The fork-database function configures the staging server which is set up through dbadmin.py terraform-instances or directly through Google Cloud Platform. It updates the ansible inventory with values related to the staging server, installs dependecies and transfer the current master server's up-to-date data that is stored in barman to the staging server.

Example:

  • If the staging server is set up through dbadmin.py terraform-instances, please do dbadmin/dbadmin.py fork-database --master_hostname=<current_master_hostname> --num_replicas=<number_of_replicas> --staging_hostname=<staging_server_hostname> --staging_terraformed where the number of replicas should be the same as the value set up in terraform.

  • If the staging server is set up directly through Google Cloud Platform, please do dbadmin/dbadmin.py fork-database --master_hostname=<current_master_hostname> --num_replicas=<number_of_replicas> --staging_hostname=<staging_server_hostname> --staging_external_ip=<staging_server_external_ip> --staging_internal_ip=<staging_server_internal_ip>.

Get Started

To set up the tool:

  • Bring up a VM instance on Google Compute Engine configured to use a service account with the privileges described above.

  • After the instance is successfully built, install git using sudo apt-get install -y git.

  • Clone the dbadmin project using git clone http://github.com/lyw07/dbadmin.git.
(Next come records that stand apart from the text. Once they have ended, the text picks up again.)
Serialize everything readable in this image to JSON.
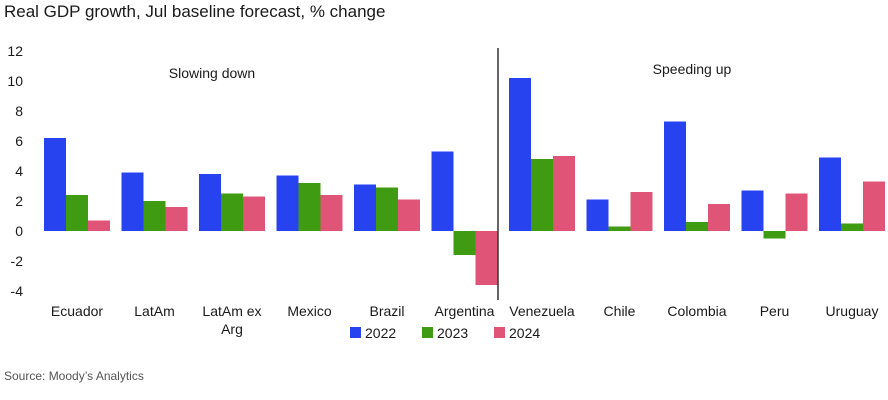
{
  "title": "Real GDP growth, Jul baseline forecast, % change",
  "source": "Source: Moody’s Analytics",
  "colors": {
    "2022": "#2743f0",
    "2023": "#3f9b12",
    "2024": "#e05577",
    "axis": "#333333"
  },
  "chart_data": {
    "type": "bar",
    "title": "Real GDP growth, Jul baseline forecast, % change",
    "xlabel": "",
    "ylabel": "",
    "ylim": [
      -4,
      12
    ],
    "yticks": [
      12,
      10,
      8,
      6,
      4,
      2,
      0,
      -2,
      -4
    ],
    "grid": false,
    "legend": "bottom",
    "panels": [
      "Slowing down",
      "Speeding up"
    ],
    "categories": [
      [
        "Ecuador"
      ],
      [
        "LatAm"
      ],
      [
        "LatAm ex",
        "Arg"
      ],
      [
        "Mexico"
      ],
      [
        "Brazil"
      ],
      [
        "Argentina"
      ],
      [
        "Venezuela"
      ],
      [
        "Chile"
      ],
      [
        "Colombia"
      ],
      [
        "Peru"
      ],
      [
        "Uruguay"
      ]
    ],
    "series": [
      {
        "name": "2022",
        "values": [
          6.2,
          3.9,
          3.8,
          3.7,
          3.1,
          5.3,
          10.2,
          2.1,
          7.3,
          2.7,
          4.9
        ]
      },
      {
        "name": "2023",
        "values": [
          2.4,
          2.0,
          2.5,
          3.2,
          2.9,
          -1.6,
          4.8,
          0.3,
          0.6,
          -0.5,
          0.5
        ]
      },
      {
        "name": "2024",
        "values": [
          0.7,
          1.6,
          2.3,
          2.4,
          2.1,
          -3.6,
          5.0,
          2.6,
          1.8,
          2.5,
          3.3
        ]
      }
    ]
  }
}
This should create a directory dbadmin in your home directory containing the tool.

  • Run the bootstrap function using dbadmin/dbadmin.py bootstrap --iam_account=<service-account>. This should set up the .dbadmin directory in your home directory that will be expected by subsequent operations, and also install other dependencies.

Other Notes

  • To check if barman has backup of the master server, do barman list-backup pg as a barman user, where replica1 is the name of the master server which is configured in barman's replica1.conf.

  • To perform a remote backup from barman, do barman recover --target-time "yyyy-mm-dd hh:mm:ss" --remote-ssh-command "ssh <username>@<hostname>" <master_server> <backupID> /var/lib/postgresql/9.6/main/ as a barman user

  • To check if the master server and the standby servers are running correctly, check the logfile in the folder /var/log/postgresql/ to see whether standby servers get data from the master server and have repmgrd running.
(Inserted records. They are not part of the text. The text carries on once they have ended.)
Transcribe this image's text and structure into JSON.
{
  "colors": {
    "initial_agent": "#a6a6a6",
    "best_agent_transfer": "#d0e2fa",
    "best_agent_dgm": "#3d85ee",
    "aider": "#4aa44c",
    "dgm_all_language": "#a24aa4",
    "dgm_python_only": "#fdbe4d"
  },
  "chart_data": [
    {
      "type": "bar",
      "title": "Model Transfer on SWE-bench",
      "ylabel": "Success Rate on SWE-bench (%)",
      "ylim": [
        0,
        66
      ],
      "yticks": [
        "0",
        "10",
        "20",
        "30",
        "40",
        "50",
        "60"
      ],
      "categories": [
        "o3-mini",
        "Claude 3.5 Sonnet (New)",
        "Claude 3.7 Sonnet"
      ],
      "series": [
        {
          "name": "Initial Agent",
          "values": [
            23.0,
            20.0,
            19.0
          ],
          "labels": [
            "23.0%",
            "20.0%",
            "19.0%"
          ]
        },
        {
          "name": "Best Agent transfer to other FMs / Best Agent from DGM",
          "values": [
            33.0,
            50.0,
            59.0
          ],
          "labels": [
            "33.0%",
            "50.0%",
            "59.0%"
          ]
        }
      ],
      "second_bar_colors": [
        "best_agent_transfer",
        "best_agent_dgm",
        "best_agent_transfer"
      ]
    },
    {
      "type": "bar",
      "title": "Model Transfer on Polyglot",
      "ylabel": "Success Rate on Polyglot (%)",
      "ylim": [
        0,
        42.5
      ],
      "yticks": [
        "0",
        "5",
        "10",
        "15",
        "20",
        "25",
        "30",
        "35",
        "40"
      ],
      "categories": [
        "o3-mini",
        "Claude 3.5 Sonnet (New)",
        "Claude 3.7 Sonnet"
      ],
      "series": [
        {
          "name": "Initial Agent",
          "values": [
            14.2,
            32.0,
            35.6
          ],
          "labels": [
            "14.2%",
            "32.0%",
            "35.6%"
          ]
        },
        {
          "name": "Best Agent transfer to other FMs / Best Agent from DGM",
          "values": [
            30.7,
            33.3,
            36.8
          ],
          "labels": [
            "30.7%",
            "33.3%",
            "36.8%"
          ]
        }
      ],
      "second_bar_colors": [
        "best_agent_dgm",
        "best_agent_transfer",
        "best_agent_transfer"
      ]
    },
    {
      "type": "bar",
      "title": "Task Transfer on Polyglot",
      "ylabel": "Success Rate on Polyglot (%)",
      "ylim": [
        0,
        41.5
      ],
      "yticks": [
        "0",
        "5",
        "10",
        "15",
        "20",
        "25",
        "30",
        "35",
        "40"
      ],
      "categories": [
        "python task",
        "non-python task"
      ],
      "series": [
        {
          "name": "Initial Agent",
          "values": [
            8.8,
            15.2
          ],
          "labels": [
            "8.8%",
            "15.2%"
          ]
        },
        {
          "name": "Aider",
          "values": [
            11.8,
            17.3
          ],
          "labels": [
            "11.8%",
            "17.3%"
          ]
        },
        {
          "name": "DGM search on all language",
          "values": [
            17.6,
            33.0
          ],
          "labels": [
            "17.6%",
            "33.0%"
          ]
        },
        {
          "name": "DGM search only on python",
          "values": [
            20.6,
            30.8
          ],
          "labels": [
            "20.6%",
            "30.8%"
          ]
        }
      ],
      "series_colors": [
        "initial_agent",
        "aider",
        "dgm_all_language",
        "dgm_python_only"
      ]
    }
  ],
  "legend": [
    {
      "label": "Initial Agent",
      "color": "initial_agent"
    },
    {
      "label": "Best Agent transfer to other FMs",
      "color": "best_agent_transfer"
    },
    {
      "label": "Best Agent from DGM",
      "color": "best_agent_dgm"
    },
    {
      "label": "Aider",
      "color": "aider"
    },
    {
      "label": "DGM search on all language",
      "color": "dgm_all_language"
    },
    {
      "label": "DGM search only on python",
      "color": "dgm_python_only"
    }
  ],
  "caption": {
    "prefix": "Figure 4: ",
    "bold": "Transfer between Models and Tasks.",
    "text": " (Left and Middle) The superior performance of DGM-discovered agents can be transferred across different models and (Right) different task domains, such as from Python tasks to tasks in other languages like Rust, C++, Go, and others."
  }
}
  • To staging an automatic failover, turn down the master server by using service postgresql stop as a root user so that repmgrd in the standby servers will detect it and perform a automatic failover after 15 seconds. Assuming the instances are replica1, replica2 and replica3, and replica1 is the current master, repmgrd will promote replica2 to become a new master and let replica3 follow replica2.
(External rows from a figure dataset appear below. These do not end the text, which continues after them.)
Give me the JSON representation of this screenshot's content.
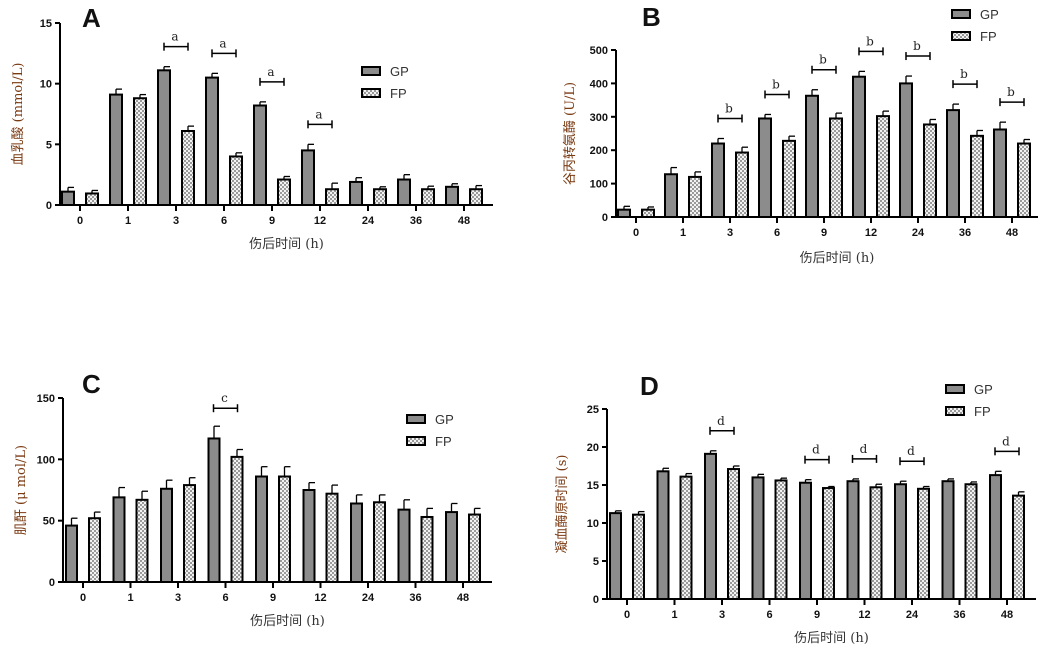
{
  "chart_data": [
    {
      "type": "bar",
      "panel": "A",
      "ylabel": "血乳酸 (mmol/L)",
      "xlabel": "伤后时间 (h)",
      "categories": [
        "0",
        "1",
        "3",
        "6",
        "9",
        "12",
        "24",
        "36",
        "48"
      ],
      "ylim": [
        0,
        15
      ],
      "yticks": [
        0,
        5,
        10,
        15
      ],
      "series": [
        {
          "name": "GP",
          "values": [
            1.1,
            9.1,
            11.1,
            10.5,
            8.2,
            4.5,
            1.9,
            2.1,
            1.5
          ],
          "errors": [
            0.35,
            0.45,
            0.3,
            0.35,
            0.3,
            0.5,
            0.35,
            0.4,
            0.25
          ]
        },
        {
          "name": "FP",
          "values": [
            0.95,
            8.8,
            6.1,
            4.0,
            2.1,
            1.3,
            1.3,
            1.3,
            1.3
          ],
          "errors": [
            0.25,
            0.3,
            0.4,
            0.3,
            0.25,
            0.5,
            0.2,
            0.25,
            0.3
          ]
        }
      ],
      "significance": [
        {
          "category": "3",
          "label": "a"
        },
        {
          "category": "6",
          "label": "a"
        },
        {
          "category": "9",
          "label": "a"
        },
        {
          "category": "12",
          "label": "a"
        }
      ],
      "legend": "top-right"
    },
    {
      "type": "bar",
      "panel": "B",
      "ylabel": "谷丙转氨酶 (U/L)",
      "xlabel": "伤后时间 (h)",
      "categories": [
        "0",
        "1",
        "3",
        "6",
        "9",
        "12",
        "24",
        "36",
        "48"
      ],
      "ylim": [
        0,
        500
      ],
      "yticks": [
        0,
        100,
        200,
        300,
        400,
        500
      ],
      "series": [
        {
          "name": "GP",
          "values": [
            22,
            128,
            220,
            295,
            363,
            420,
            400,
            320,
            262
          ],
          "errors": [
            10,
            20,
            15,
            12,
            18,
            16,
            22,
            18,
            22
          ]
        },
        {
          "name": "FP",
          "values": [
            22,
            120,
            193,
            228,
            295,
            302,
            277,
            243,
            220
          ],
          "errors": [
            8,
            15,
            16,
            14,
            16,
            15,
            15,
            16,
            12
          ]
        }
      ],
      "significance": [
        {
          "category": "3",
          "label": "b"
        },
        {
          "category": "6",
          "label": "b"
        },
        {
          "category": "9",
          "label": "b"
        },
        {
          "category": "12",
          "label": "b"
        },
        {
          "category": "24",
          "label": "b"
        },
        {
          "category": "36",
          "label": "b"
        },
        {
          "category": "48",
          "label": "b"
        }
      ],
      "legend": "top-right"
    },
    {
      "type": "bar",
      "panel": "C",
      "ylabel": "肌酐 (μ mol/L)",
      "xlabel": "伤后时间 (h)",
      "categories": [
        "0",
        "1",
        "3",
        "6",
        "9",
        "12",
        "24",
        "36",
        "48"
      ],
      "ylim": [
        0,
        150
      ],
      "yticks": [
        0,
        50,
        100,
        150
      ],
      "series": [
        {
          "name": "GP",
          "values": [
            46,
            69,
            76,
            117,
            86,
            75,
            64,
            59,
            57
          ],
          "errors": [
            6,
            8,
            7,
            10,
            8,
            6,
            7,
            8,
            7
          ]
        },
        {
          "name": "FP",
          "values": [
            52,
            67,
            79,
            102,
            86,
            72,
            65,
            53,
            55
          ],
          "errors": [
            5,
            7,
            6,
            6,
            8,
            7,
            6,
            7,
            5
          ]
        }
      ],
      "significance": [
        {
          "category": "6",
          "label": "c"
        }
      ],
      "legend": "top-right"
    },
    {
      "type": "bar",
      "panel": "D",
      "ylabel": "凝血酶原时间 (s)",
      "xlabel": "伤后时间 (h)",
      "categories": [
        "0",
        "1",
        "3",
        "6",
        "9",
        "12",
        "24",
        "36",
        "48"
      ],
      "ylim": [
        0,
        25
      ],
      "yticks": [
        0,
        5,
        10,
        15,
        20,
        25
      ],
      "series": [
        {
          "name": "GP",
          "values": [
            11.3,
            16.8,
            19.1,
            16.0,
            15.3,
            15.5,
            15.1,
            15.5,
            16.3
          ],
          "errors": [
            0.3,
            0.4,
            0.4,
            0.4,
            0.4,
            0.3,
            0.4,
            0.3,
            0.5
          ]
        },
        {
          "name": "FP",
          "values": [
            11.1,
            16.1,
            17.1,
            15.6,
            14.6,
            14.7,
            14.5,
            15.1,
            13.6
          ],
          "errors": [
            0.4,
            0.4,
            0.4,
            0.3,
            0.2,
            0.4,
            0.3,
            0.3,
            0.5
          ]
        }
      ],
      "significance": [
        {
          "category": "3",
          "label": "d"
        },
        {
          "category": "9",
          "label": "d"
        },
        {
          "category": "12",
          "label": "d"
        },
        {
          "category": "24",
          "label": "d"
        },
        {
          "category": "48",
          "label": "d"
        }
      ],
      "legend": "top-right"
    }
  ],
  "colors": {
    "gp": "#8c8c8c",
    "fp_light": "#f2f2f2",
    "fp_dark": "#9a9a9a",
    "axis": "#000000"
  }
}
    • To check if automatic failover works correctly,
      • log into standby server as user postgres
      • run psql
      • connect to database repmgr as user repmgr by typing \c repmgr repmgr
      • do SELECT * FROM repmgr_replicas.repl_nodes ORDER BY id; to see if standby2's upstream_node_id is now 2 instead of 1
      • or do SELECT * FROM repmgr_replicas.repl_events; to see if promote and follow have been done.
    • In order to let barman connect to the cluster again,
      • do barman backup replica2 in the barman server.